|Monday, December 10th 2001||Non-Standard Packet Drivers and Why We Need Full Disclosure|
Tom Liston has discovered that packets sent by a driver that does not use the Microsoft network protocol stack will not be blocked (or even seen) by some personal firewalls. Most notably, Zone Alarm and Zone Alarm Pro allow these outbound packets to flow unimpeded even when configured to 'Block All'. Further, Mr. Liston found that even under 'Block All' conditions, an application can sniff certain types of packets off the wire, even when the packets are denied by the firewall. These two facts taken together imply that an attacker could accomplish two-way communication with a compromised host without having to disable or reconfigure the victim's personal firewall. (Tiny Personal Firewall was also found to be vulnerable.)
Mr. Liston acknowledges that the technical challenge of building a firewall that will gracefully handle unrecognized packet drivers is significant. However, he still argues that vendors are grievously at fault for routinely making intentionally misleading claims regarding the capabilities of their products. Mr. Liston states: 'It isn't a matter of this specific vulnerability, it's a matter of marketing claims. Personal firewall vendors are making claims, and people are buying software based on a faulty assumption: the assumption that outbound traffic can be reliably blocked.'
(Recall that a different but related problem was discussed weeks ago when researchers demonstrated that a 'trusted' process such as IE can be commandeered by a rogue application and used to send packets that will be allowed out by personal firewalls:
Mr. Liston explains: 'The entire personal firewall industry has been driven to make claims that it cannot deliver on. There is a vicious 'me too' cycle that drives personal firewall vendors. Now, there are testing labs and 'certifications.' (Both TinyPFW and ZoneAlarmPro are certified by ICSA Labs.)'
Mr. Liston's further criticized Zone Alarm's 'fix' for the problem which appears to simply black hole TCP packets generated by non-standard drivers. Zone Labs' Director of Corporate Communications, Te Smith, posted the following rebuttal:
'Tom's contention that we block any outbound traffic issued by drivers other then the regular TCP/IP driver is simply wrong. For example, most VPN drivers do just that in one way or the other.'
Mr. Smith vaguely blamed the fundamental problem on a 'bug in Windows NDIS layer', and did not provide additional details.
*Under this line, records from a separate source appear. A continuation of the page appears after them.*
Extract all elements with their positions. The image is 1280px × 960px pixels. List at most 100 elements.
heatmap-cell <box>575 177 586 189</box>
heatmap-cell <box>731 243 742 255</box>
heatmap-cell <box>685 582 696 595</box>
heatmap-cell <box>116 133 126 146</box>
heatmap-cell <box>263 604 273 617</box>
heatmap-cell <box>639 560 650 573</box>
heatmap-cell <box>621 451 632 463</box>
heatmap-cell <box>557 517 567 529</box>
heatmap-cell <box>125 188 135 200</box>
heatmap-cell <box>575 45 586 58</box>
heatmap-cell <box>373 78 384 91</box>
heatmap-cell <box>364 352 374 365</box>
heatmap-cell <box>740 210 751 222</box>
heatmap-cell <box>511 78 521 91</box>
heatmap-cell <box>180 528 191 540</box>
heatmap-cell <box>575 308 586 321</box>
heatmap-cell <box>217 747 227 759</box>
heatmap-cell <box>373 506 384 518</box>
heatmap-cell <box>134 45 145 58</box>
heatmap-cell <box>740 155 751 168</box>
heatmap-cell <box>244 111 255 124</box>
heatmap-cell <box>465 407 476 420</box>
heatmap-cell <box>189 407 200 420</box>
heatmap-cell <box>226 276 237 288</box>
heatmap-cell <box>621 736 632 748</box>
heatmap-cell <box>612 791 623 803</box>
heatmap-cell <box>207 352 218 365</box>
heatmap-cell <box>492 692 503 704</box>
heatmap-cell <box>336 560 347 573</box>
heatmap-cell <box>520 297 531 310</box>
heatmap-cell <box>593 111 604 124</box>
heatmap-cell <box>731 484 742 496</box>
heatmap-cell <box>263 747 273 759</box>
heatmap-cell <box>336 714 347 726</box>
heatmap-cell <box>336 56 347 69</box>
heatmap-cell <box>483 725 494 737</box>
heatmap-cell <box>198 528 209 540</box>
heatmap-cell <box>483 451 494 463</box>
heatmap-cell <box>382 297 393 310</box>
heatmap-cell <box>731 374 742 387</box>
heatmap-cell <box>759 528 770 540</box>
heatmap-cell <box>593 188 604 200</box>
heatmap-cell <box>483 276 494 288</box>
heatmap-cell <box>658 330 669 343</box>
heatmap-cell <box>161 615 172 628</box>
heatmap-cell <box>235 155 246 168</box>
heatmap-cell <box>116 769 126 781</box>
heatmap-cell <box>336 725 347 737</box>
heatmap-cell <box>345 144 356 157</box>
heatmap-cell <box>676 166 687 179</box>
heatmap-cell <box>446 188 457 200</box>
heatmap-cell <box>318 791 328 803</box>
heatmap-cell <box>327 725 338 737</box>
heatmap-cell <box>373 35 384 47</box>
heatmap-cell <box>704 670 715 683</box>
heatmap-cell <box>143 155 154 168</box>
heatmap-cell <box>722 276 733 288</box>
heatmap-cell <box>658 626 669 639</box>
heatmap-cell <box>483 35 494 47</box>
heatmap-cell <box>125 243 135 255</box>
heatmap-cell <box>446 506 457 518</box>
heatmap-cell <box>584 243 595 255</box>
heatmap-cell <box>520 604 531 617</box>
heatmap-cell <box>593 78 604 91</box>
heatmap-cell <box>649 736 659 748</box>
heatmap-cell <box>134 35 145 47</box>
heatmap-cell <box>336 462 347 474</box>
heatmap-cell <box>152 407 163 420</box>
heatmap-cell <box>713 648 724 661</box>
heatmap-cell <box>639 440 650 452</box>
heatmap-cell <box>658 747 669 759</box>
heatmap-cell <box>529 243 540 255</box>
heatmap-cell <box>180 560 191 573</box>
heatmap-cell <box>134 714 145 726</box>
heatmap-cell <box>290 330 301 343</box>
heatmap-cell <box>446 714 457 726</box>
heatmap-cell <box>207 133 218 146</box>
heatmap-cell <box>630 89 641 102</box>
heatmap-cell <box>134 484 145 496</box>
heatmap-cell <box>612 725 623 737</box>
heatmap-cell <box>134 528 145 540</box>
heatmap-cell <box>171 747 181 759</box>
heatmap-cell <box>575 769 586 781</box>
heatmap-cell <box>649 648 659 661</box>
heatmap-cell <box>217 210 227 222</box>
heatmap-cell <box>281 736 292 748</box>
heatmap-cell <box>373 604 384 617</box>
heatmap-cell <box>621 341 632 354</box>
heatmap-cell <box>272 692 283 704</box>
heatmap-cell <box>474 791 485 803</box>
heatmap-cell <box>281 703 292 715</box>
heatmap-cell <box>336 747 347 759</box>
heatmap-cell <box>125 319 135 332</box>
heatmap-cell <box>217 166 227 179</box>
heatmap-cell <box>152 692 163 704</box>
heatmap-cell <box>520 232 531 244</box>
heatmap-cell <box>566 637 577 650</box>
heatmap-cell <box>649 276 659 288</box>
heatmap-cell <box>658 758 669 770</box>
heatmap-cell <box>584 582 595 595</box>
Mr. Liston responded again and outlined some of the misleading remarks in Mr. Smith's argument. For example, Tom noted that his original complaint was that the Zone Labs fix blocked all outbound TCP packets sent by non-standard drivers. Mr. Smith's VPN example is irrelevant here since VPN drivers typically use IP protocols other than TCP (e.g. type 50 and 51).
Matt Scarborough made several additional observations regarding Mr. Smith's contention that only a process already running with administrator privileges would be able to use a home-grown protocol stack (that is, 'game over' anyway). Specifically, Mr. Scarborough pointed out (with references) that under certain conditions ANY non-privileged user can access the packet driver. One such circumstance is when an Administrator has previously installed and loaded the WinPCap driver used by WinDump, WinSnort, Ethereal, etc.
Mr. Scarborough also made the excellent point that: 'It seems to me that any Personal Firewall vendor making the claim that its product protects against 'known and unknown Internet threats' (See: http://www.zonelabs.com/) would have somehow stumbled across the capabilities of packet injection using alternative device drivers.'
In general, this discussion illustrates the necessity of full disclosure if nothing else. If this type of vulnerability information is not made available to the public, vendors will be tempted (and perhaps even forced by competition) to make increasingly overblown claims regarding the capabilities of their products. If full disclosure were disallowed, these claims could not be exposed as false or misleading. Then the real loser becomes the consumer who is unable to accurately assess the risks to the computers protected by these products.